Plan quality is assessed by means of parameters related to target dose distribution, dose homogeneity, dose limits for OARs, dose outside the target and the healthy tissue volume that is exposed to low doses. Dose limits for healthy tissues are significantly different in SRT and conventional radiotherapy [26]. Healthy tissue tolerance of radiotherapy and, therefore, the risk of toxicity, depends on many factors, principally:

total dose and dose per fraction;

fractionation;

volume;

type of expected complications;

expected follow-up time;

estimated risk of complication.

Emami et al. [27] reported the minimum and maximum tolerance doses for 5-year toxicity risks not exceeding 5% and 50% for twenty-five OARs. Their findings were updated in the Quantitative Analyses of Normal Tissue Effects in the Clinic (QUANTEC) [28]. Unfortunately, few data are available on sequelae with such a long follow-up after SRT treatments. Several publications, including RTOG studies, reported different constraints for OARs [29-34] and those in the Report 101 of the American Association of Physicists in Medicine (AAPM) were most adopted [19], as they indicated the maximum dose and threshold limits for various OARs in a single or multiple fraction (3 or 5) SRT. For example, in single dose SRT to the spinal cord, the maximum dose is 14 Gy, the threshold dose is 10 Gy at under 0.35 cm3 and 7 Gy at under 1.2 cm3.

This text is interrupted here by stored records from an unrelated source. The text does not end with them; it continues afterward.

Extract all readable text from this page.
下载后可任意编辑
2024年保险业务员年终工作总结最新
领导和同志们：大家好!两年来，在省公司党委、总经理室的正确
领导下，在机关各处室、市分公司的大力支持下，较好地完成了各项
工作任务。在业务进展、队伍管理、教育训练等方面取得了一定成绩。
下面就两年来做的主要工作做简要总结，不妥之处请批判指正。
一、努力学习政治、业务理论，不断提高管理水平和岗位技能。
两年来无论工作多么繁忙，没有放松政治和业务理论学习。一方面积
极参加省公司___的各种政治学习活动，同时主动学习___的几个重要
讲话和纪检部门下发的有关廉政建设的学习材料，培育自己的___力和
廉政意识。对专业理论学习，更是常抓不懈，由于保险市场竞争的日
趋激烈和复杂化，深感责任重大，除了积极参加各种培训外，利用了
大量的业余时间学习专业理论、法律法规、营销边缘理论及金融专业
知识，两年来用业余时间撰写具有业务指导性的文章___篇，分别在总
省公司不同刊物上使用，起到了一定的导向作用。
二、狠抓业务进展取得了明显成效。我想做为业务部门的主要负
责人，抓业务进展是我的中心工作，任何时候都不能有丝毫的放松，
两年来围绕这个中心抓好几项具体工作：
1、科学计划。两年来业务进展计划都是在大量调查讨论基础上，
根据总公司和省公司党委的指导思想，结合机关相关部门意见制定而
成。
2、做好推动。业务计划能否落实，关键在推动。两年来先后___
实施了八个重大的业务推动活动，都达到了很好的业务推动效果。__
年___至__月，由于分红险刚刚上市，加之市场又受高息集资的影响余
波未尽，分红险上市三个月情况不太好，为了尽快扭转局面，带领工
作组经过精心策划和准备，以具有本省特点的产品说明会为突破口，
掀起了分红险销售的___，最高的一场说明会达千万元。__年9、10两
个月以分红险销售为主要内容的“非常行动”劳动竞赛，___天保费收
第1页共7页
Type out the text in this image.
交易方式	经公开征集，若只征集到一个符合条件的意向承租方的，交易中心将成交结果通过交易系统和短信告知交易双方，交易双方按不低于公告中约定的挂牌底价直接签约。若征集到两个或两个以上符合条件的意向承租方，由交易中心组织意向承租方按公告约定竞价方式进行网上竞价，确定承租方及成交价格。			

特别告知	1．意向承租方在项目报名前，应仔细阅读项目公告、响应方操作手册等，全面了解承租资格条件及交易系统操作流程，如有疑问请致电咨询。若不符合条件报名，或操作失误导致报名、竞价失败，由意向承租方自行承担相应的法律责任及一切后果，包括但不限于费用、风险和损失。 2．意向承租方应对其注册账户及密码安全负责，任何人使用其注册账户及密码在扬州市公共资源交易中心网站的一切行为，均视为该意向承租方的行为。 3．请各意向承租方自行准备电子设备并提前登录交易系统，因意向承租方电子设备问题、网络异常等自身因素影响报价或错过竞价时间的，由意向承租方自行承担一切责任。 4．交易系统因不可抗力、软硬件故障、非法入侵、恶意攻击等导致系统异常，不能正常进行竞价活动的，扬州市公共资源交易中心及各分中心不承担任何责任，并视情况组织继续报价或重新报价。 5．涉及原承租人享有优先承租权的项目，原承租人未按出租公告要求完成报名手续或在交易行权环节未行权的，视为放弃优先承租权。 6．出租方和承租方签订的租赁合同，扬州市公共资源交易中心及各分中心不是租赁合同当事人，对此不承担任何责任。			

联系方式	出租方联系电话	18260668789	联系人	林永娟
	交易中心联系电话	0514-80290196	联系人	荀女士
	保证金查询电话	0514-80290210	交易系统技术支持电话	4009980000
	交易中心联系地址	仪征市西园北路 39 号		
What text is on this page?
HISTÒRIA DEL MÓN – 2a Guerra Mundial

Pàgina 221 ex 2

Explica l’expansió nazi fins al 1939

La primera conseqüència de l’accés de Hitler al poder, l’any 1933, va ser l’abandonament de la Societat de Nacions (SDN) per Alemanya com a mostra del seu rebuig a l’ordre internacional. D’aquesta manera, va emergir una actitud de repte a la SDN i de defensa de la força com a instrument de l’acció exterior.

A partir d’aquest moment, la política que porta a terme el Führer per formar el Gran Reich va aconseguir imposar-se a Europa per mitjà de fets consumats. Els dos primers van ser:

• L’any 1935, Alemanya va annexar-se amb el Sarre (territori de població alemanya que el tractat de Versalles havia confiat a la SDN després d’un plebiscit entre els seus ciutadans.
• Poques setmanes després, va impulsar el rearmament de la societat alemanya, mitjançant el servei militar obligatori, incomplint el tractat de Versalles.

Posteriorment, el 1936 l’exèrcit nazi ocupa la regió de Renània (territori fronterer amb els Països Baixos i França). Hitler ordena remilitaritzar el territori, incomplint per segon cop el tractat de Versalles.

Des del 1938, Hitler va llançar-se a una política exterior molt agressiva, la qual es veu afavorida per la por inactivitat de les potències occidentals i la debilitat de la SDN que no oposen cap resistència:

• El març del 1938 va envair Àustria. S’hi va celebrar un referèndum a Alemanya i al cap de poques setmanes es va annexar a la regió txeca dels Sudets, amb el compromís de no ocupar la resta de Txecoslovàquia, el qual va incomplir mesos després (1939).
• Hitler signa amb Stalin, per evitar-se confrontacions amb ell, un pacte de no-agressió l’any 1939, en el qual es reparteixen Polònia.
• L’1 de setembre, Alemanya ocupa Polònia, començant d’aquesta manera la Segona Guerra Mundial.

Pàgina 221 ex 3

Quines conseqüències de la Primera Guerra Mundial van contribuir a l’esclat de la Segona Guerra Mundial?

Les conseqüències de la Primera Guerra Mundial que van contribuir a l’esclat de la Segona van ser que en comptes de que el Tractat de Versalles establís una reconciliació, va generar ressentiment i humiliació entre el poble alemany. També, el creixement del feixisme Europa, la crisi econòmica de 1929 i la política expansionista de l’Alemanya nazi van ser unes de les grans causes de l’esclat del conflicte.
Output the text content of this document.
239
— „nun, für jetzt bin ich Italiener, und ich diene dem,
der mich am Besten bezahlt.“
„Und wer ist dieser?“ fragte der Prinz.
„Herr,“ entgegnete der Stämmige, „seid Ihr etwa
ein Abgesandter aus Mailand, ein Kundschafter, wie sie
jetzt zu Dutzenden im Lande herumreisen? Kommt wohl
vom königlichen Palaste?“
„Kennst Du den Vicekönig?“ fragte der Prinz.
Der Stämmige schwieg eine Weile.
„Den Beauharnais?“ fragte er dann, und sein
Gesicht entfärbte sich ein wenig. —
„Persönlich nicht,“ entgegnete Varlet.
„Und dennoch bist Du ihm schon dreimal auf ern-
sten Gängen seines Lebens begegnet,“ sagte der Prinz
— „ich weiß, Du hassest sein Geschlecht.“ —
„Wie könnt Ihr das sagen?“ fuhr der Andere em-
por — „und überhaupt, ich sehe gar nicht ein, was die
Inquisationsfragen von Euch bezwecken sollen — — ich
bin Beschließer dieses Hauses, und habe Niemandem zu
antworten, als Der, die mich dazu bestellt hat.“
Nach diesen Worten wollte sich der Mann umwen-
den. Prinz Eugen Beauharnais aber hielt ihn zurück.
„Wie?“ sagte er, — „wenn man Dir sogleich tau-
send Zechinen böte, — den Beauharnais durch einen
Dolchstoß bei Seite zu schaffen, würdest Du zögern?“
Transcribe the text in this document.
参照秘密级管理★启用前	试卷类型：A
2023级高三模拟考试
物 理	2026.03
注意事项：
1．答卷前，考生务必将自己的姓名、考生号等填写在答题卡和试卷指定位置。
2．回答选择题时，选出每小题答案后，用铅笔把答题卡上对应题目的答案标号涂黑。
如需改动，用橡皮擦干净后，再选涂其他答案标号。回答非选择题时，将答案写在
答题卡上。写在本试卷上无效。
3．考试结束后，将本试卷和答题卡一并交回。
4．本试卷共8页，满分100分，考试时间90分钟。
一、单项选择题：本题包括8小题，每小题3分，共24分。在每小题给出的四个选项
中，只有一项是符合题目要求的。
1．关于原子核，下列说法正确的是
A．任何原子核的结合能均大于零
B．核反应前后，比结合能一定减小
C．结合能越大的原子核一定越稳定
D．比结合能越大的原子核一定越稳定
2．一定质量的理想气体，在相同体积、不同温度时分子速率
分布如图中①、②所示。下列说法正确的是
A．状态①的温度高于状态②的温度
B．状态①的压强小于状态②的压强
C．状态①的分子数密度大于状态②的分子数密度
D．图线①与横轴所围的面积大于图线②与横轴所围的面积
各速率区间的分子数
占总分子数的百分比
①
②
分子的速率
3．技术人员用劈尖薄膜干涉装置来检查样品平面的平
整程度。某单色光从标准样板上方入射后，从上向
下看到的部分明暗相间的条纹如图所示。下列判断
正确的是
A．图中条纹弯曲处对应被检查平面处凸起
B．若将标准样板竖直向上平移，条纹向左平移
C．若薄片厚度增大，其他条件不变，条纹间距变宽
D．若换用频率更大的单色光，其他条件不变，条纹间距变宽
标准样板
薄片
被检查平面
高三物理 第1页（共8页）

Risk maps of DVH, containing a subplot for each specific OARs volume [26], assembled and summarized all data on constraints to enable stratified risk comparisons as a function of dose, fractionation and volume [6, 35–48]. They integrated and updated the Report AAPM 101 constraints. For example, when central pulmonary lesions were irradiated with 50 Gy in 5-fractions, about 50% risk of radiological occlusion was reported with 0.5 cm3 segmental bronchus volume. With maximum doses of 55 Gy to intermediate bronchi and 65 Gy to the main bronchi, there was a 50% risk of developing a grade 1 radiological stenosis [42].

The British consensus on SRT constraints partly adopted the AAPM 101 dose limits, integrating them with more recent data [49].

ICRU report No. 91 suggested the following parameters for plan reporting:

PTV: D50% (median absorbed dose), Dnear-max (which for a PTV = 2 cm3 corresponds to D2%), Dnear-min (which for a PTV = 2 cm3 corresponds to D98%);

clinical target volume (CTV): D50%;

OARs: maximum, average and minimum dose.

In addition to the prescription dose, ICRU reference point, number of sessions and total treatment time, some RT centers also report:

target coverage;

conformity index;

drop in dose outside the target, e.g. the ratio between 50% volume of the prescription isodose divided by the PTV;

heterogeneity index: the ratio between the highest dose received by 5% of the PTV and the lowest one received by 95% of the PTV;

high dose areas outside the PTV;

dose to OARs: 1% and 5% of the volume and average dose [19, 50, 51].

Conclusions

As radiation oncologists are adopting SRT more and more often in their daily clinical practice, this non-systematic review aims at giving instruments for its use and administration, considering the risks of toxicity. Dose prescription and delivery are described with indications for reference reports, such as calculation algorithms, and OARs dose constraints. As the latter topic is a critical issue, it was recently explored in depth in two excellent review articles [52, 53], the first one focusing on lung SRT [52] and the other one in OARs dose constraints adopted in 53 ongoing clinical trials of SRT in different body areas. A variability in OARs dose constraints emerged, which suggested future research in order to reach a standardization.